About Cameron Fikes
“It takes nothing to join the crowd. It takes everything to stand alone.” – Hans F. Hansen
These words struck me when I needed them the most—at a time when I was slowly losing the very essence of who I was. As a child stepping into my teenage years, I felt my true, authentic self slipping through my fingers. I thought, If I just put on a mask, hide behind something others would accept, then maybe I’d be okay. But this mask didn’t fit. It suffocated me. The further I pushed away my true self, the darker the space I found myself in.
I remember the day I said it aloud: “I want to take a break from dancing.” I had quit on what I loved, on what made me feel alive. I thought this was my escape from a world that didn’t feel like it was mine. I put on the smile, hid the confusion, and pretended everything was fine. But inside? I was broken, hiding pieces of myself that needed to breathe.

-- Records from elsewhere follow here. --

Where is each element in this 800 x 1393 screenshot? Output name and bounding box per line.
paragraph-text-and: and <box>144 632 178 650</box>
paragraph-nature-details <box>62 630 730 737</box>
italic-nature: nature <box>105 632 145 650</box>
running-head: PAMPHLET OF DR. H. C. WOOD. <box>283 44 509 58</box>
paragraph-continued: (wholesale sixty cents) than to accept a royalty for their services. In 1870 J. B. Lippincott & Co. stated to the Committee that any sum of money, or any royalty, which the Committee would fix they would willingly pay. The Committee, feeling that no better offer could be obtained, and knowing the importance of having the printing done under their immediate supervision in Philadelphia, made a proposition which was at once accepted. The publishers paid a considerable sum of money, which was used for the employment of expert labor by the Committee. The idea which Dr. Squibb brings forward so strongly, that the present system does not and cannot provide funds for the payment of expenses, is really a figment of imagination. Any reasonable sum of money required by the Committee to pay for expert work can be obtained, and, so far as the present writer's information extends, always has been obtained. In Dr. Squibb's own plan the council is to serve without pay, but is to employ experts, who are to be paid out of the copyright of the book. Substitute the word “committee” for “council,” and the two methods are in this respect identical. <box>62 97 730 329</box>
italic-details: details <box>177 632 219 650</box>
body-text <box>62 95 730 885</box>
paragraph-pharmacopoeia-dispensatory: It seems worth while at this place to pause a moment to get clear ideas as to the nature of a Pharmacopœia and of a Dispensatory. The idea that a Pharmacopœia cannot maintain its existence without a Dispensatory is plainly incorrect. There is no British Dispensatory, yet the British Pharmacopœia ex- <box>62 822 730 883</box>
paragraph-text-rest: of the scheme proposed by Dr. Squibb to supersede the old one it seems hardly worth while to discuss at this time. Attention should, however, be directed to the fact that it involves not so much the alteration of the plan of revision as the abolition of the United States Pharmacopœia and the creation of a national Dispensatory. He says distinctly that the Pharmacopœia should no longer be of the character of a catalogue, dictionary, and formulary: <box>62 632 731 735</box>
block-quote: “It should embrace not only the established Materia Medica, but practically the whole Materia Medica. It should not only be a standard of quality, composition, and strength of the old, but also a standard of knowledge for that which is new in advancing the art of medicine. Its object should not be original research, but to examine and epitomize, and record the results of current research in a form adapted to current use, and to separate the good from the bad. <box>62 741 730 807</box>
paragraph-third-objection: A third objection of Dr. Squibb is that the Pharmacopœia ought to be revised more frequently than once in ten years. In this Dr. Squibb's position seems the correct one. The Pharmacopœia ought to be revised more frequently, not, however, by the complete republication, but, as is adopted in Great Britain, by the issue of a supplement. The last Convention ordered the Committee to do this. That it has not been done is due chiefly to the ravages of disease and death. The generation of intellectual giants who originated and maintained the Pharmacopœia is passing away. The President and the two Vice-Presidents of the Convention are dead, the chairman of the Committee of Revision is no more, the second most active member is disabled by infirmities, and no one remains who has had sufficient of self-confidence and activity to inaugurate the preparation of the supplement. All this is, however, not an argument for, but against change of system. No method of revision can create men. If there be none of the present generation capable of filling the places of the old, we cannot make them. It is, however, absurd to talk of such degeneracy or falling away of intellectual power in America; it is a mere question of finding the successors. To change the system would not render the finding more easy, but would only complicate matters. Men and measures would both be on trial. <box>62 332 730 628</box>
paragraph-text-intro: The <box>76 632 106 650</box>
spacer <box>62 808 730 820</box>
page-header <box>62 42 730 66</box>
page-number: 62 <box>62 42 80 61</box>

Then came a moment of reckoning, a push I didn’t know I needed. My mother, seeing me wear this mask, signed me up for a performing arts high school behind my back. I was furious at first—why would she do this to me? The mask was being challenged, and I was terrified. But that one decision, her belief in me, led me to a place I never thought possible—a place where I could breathe again, where I could feel the power of being myself.
It was there, under the guidance of incredible teachers, that I was introduced to the true art of dance—not just the physical movements, but the life-saving, soul-stirring, healing power of movement. They opened the door to a new world for me, one where dance was not confined to steps but to an endless possibility of self-expression and discovery. This opened the door to explore countless teachers, programs, and philosophies, all of which expanded my understanding of what art could truly be.
In those years, I learned that my journey wasn’t about fitting in. It was never about being safe, or hiding behind a mask. It was about embracing the risk, the vulnerability, the expansiveness of what it means to be fully, unapologetically myself. I’ve learned that standing alone is not a weakness, but a strength—a testament to the belief that I am enough, just as I am.
Now, as I stand on the other side of that dark space, I see the beauty of my own light. I am no longer just a dancer. I am an Artist—a creator, a teacher, a student, a storyteller, always learning and always evolving. I’ve come to realize that dance is not just about movement, but about connecting with the soul, with others, and with the infinite possibilities of who we can become. It is about more. More risk. More discovery. More authenticity. More growth.
I dream of sharing this magic, this art, this message of infinite possibility with the world through what I love—dance. I want to inspire, create, teach, explore, and learn from everyone and everything around me. Through my work, I hope to ignite a spark in others, to help them step out of their own masks, to embrace the vast, boundless potential we all have inside of us. This is where the magic lies: in the journey of self-discovery, in the willingness to step into the unknown, and in using art to create change, not just in the world, but in ourselves.
I am Cameron. I am me. And me IS Cameron.